Work on bird-louse cospeciation is relevant to host-parasite systems, in general. The work even has relevance to human health because it can help us to develop a solid conceptual approach for predicting conditions under which host-specific parasites may move to new species of hosts. For example, the HIV virus evolved as a result of a host switch from non-human primates to humans. What governs the probability of such switches? This question is also important for assessing the health and well being of domesticated animals and wildlife, including endangered species at risk of pathogen-mediated extinction.

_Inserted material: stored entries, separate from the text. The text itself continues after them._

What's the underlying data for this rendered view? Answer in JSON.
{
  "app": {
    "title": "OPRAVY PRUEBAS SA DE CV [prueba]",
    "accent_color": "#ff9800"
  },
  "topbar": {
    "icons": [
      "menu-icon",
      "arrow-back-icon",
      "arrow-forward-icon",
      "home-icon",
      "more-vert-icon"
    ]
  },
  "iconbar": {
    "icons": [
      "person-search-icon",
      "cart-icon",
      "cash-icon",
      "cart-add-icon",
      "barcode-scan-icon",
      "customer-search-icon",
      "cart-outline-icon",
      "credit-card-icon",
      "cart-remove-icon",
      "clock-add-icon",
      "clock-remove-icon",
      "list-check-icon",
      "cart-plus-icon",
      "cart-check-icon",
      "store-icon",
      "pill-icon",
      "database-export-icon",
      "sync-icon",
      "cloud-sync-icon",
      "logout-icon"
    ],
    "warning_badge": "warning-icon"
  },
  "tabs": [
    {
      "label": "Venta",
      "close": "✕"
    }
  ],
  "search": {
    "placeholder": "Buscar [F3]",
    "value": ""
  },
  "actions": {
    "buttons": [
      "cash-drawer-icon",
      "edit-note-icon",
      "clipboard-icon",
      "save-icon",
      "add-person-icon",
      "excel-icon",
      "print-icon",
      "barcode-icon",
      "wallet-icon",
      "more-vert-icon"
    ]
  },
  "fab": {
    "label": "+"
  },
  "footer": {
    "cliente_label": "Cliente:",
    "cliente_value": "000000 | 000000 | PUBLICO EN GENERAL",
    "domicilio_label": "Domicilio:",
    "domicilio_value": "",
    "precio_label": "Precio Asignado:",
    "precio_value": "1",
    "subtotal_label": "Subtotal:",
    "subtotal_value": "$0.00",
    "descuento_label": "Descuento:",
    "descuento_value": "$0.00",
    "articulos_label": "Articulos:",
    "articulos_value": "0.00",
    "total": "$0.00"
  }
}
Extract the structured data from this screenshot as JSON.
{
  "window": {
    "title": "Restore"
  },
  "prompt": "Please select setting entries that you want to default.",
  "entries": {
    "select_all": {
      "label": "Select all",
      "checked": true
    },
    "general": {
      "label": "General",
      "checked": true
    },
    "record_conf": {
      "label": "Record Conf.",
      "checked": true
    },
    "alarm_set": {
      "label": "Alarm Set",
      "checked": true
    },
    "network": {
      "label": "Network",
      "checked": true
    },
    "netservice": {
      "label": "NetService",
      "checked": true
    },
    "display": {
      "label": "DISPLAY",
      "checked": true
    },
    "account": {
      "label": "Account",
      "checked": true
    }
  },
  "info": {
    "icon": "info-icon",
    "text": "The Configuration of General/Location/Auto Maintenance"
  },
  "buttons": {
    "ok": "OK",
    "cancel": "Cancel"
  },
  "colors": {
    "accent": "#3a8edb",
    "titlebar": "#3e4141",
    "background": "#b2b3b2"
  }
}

In summary, we are trying to develop a general research program to address the coevolution of host-specific parasites and pathogens.

NEW PROJECT:  Co-evolutionary ecology of Darwin's Finches and parasites

Figure 3.  Darwin's Finches and ectoparasites:  a) Adult fly (Philornis sp.), parasitic stage is the larvae; b) Bird louse (Brueelia sp.); c) Feather mite (Mesalgoides sp.); d) Small ground finch (Geospiza fuliginosa); e) Medium ground finch (G. fortis) – in shaded circle - is focus of most of our work; f) Large ground finch (G. magnirostris); g) Large cactus finch (G. conirostris); h) Common cactus finch (G. scandens); i) Sharp-beaked ground finch, (G. difficilis); j) Woodpecker finch (Cactospiza pallida); k) Small tree finch (Cam. parvulus); l) Large tree finch (Cam. psittacula); m) Vegetarian finch (Platyspiza crassirostris); n) “central islands” Warbler finch (Certhidea olivacea); o) “outer islands” Warbler finch (Cer. fusca).

This new project, which is based in Utah and the Galapagos Islands, is at the interface of co-evolutionary ecology, immunology, behavior, and conservation biology.  Although Darwin’s Finches are one of the most famous examples of adaptive radiation (Figure 3), we know little about the role of parasites in their ecology, behavior and evolution.  Unfortunately, finch populations have recently come under serious threat from the introduced tropical nest fly Philornis downsi.  A better understanding of this parasite is urgently needed because of the danger it poses to these iconic birds.  The overriding goals of this project are: 1) to conduct rigorous tests of the impact of P. downsi and other parasites on Darwin's Finches, and 2) to determine the ability of the finches to defend themselves against parasites.  The project will focus on interactions between P. downsi and the Medium ground finch (Geospiza fortis) on Santa Cruz Island; however, we will also study interactions between other species of finches and their ectoparasite communities (Figure 3).  We hope that this work will help conservation biologists protect Darwin's Finches from invasive parasites and pathogens in the future.